With regard to histological inflammation, the inflammatory component of the histological activity index (HAI,[9,10] maximum score 12 excluding confluent necrosis) was extracted where available. Alternative grading scores (Scheuer,[11] inflammatory component, maximum score 8; Metavir,[12] maximum score 3) were proportionally adjusted to a score out of 12. Where grade of liver disease was not scored, patients with chronic persistent hepatitis (CPH) were allocated a score of 3; patients with mild, moderate and severe chronic active hepatitis (CAH) were allo-cated a score of 6, 9 and 12 respectively; and an estimated mean HAI was calculated. In six studies that reported mean HAI and described grade of liver disease in terms of Scheuer score or CPH and CAH, the calculated HAI was not significantly different and the two values correlated (Spearman r = 0.94, P = 0.02).[13,14,15,16,17,18] Analyses were performed including and excluding studies in which HAI had to be calculated. HAI was analysed as a continuous and as a categorical variable.

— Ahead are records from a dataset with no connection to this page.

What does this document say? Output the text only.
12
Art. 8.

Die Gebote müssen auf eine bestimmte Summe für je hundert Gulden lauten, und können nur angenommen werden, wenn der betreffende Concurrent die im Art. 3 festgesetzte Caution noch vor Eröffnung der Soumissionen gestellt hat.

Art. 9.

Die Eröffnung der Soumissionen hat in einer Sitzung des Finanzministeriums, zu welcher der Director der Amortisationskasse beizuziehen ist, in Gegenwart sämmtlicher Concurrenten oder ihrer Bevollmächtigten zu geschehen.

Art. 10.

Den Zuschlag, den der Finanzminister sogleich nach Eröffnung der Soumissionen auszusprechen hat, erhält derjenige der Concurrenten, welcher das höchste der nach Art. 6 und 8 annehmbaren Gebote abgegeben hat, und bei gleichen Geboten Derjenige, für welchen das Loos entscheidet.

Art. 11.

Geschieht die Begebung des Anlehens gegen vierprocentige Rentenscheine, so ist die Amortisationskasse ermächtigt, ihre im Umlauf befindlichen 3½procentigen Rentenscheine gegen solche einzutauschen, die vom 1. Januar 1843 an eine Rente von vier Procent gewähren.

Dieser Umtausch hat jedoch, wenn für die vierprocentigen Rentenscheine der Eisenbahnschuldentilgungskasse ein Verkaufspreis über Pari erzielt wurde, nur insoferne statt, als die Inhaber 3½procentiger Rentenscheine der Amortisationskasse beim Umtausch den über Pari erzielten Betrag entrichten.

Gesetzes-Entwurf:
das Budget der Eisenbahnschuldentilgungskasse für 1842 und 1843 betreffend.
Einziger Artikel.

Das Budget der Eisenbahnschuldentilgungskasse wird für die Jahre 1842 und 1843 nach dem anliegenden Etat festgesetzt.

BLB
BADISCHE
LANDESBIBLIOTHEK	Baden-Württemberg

Cirrhosis prevalence beyond 20 years chronic HCV infection is uncertain. A Weibull distribution was chosen to estimate progression to cirrhosis among subjects with chronic HCV infection: cirrhosis (T) = 1 - exp (- exp (α + Σβ) Tλ). The equation was solved for α and λ using estimates of cirrhosis prevalence after 20 and 40 years chronic HCV infection of 6.5% (3.5-9.5%)[7] and 20% (10-40%)[19] respectively. To predict progression to cirrhosis based on risk factor profile, data was normalized to the community-based studies as these would appear to be the most representative of disease progression among the majority of people with chronic HCV infection in industrialized countries.

Data was analysed using Stata 7.0 (Stata Corporation, TX, USA). A P value less than 0.05 was considered significant. Data is presented with 95% confidence intervals.